Reading History of Data Visualization following finding some wonderful analysis of Snow’s Cholera map in {Cholera} and {HistData} I saw Farr’s timeseries of Cholera deaths in England, 1849.
The blue and yellow timeseries will be familiar to anyone, anywhere from covid.
Cholera 1849 has special significance - it is likely to be one of few modern pandemics that was completely unmitigated.
data <- read_csv("https://raw.githubusercontent.com/jimr1603/1849-cholera/main/1849%20cholera%20deaths%20England.csv", na = c("-", "")) %>%
rename("month" = 1) %>%
rename("cause_of_death" = 3) %>%
select(month, cause_of_death, `1`:`31`) %>%
filter(!is.na(cause_of_death)) %>%
mutate(month = if_else(is.na(month), lag(month), month)) %>%
pivot_longer(`1`:`31`) %>%
rename(day_of_month = name) %>%
mutate(date = str_glue("1849-{month}-{day_of_month}")) %>%
mutate(date = ymd(date)) %>%
filter(!is.na(date)) %>%
rename(deaths = value) %>%
mutate(day_of_week = wday(date, label = TRUE, week_start = 1))
Straight away, we can replicate the graph:
data %>%
ggplot(aes(x = date, y = deaths, colour = cause_of_death)) +
geom_line() +
ggthemes::scale_colour_few()
Idea: adjust Cholera deaths to account for Diarrh. deaths. Something like Jan-Apr represents a constant number of daily deaths, and daily deaths above that might be mis-labelled Cholera deaths.
I see the sharp peaks and troughs in the Cholera data, and wonder if there is a day-of-week bias in the data.
data %>%
mutate(week = week(date)) %>%
group_by(week, cause_of_death) %>%
mutate(avg = mean(deaths)) %>%
ungroup() %>%
mutate(variance = deaths - avg) %>%
group_by(day_of_week, cause_of_death) %>%
summarise(variance = mean(variance)) %>%
ggplot(aes(x = day_of_week, fill = cause_of_death, y = variance)) +
geom_col(position = "dodge") +
ggthemes::scale_fill_few()
There is, but it appears to be anti-Friday. I would have guessed anti-Sunday.
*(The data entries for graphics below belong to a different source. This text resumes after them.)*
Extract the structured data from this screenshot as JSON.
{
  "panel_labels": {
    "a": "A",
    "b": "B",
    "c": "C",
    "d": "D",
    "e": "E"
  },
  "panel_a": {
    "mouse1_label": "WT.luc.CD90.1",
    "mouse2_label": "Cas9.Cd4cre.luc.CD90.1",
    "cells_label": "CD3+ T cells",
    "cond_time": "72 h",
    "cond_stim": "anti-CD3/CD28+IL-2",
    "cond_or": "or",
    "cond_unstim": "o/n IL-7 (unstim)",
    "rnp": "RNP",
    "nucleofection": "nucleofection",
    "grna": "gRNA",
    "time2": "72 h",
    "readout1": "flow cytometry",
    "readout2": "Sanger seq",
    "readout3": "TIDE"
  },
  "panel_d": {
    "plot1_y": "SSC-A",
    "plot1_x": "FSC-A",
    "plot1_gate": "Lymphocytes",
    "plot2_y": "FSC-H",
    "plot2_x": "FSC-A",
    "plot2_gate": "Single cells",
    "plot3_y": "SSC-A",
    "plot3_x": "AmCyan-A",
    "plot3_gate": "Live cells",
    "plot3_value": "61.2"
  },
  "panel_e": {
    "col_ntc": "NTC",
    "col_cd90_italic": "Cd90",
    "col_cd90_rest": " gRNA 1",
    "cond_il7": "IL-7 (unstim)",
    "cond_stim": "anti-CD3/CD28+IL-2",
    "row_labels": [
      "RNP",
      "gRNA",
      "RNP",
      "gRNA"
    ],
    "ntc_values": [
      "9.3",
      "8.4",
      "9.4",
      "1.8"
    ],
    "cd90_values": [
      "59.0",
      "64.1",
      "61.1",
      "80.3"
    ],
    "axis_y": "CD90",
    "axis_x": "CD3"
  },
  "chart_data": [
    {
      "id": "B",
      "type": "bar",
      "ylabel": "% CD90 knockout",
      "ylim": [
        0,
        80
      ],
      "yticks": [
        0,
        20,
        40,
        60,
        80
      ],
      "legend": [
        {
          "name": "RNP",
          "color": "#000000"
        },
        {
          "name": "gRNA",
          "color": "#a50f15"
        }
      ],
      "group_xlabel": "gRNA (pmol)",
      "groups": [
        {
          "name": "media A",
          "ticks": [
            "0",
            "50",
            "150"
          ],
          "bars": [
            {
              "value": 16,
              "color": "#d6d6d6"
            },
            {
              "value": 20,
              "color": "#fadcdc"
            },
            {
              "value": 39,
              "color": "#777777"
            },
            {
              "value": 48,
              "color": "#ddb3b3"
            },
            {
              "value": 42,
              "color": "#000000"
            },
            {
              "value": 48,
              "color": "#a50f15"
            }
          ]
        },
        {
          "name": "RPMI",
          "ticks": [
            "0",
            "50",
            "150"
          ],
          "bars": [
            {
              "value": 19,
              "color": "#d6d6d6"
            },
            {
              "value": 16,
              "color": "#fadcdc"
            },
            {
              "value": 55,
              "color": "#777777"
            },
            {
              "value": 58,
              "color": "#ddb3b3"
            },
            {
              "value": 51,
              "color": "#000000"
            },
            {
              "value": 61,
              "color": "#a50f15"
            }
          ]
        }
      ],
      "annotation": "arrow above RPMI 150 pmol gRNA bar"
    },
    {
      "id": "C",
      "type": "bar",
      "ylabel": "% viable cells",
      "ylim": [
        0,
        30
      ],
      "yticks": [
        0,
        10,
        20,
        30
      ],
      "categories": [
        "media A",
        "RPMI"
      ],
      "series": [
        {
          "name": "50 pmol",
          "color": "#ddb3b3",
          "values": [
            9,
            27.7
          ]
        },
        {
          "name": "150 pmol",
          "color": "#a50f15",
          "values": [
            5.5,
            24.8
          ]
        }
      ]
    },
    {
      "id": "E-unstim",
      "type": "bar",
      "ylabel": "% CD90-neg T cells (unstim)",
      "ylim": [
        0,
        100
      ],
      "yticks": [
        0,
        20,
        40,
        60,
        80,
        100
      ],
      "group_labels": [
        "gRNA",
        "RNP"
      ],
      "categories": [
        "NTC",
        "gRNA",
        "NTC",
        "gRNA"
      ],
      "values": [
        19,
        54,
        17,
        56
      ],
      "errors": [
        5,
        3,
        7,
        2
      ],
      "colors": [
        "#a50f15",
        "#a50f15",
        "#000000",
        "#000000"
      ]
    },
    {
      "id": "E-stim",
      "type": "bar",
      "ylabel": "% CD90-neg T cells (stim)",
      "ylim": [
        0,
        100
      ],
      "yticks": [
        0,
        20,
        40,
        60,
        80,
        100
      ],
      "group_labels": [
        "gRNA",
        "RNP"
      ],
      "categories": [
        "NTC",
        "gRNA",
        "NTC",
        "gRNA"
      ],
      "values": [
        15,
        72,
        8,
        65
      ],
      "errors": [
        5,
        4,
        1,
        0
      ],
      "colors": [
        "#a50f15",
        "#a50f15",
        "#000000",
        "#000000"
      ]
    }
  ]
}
Finally, a rolling average reveals something closer to the differential SIR model:
data %>%
arrange(date) %>%
group_by(cause_of_death) %>%
mutate(smoothed = zoo::rollmean(deaths, k = 20, fill = NA)) %>%
ungroup() %>%
ggplot(aes(x = date, y = smoothed, colour = cause_of_death, align = "center")) +
geom_line() +
ggthemes::scale_colour_few()
Something like this could be used to fit a SIR model to the data.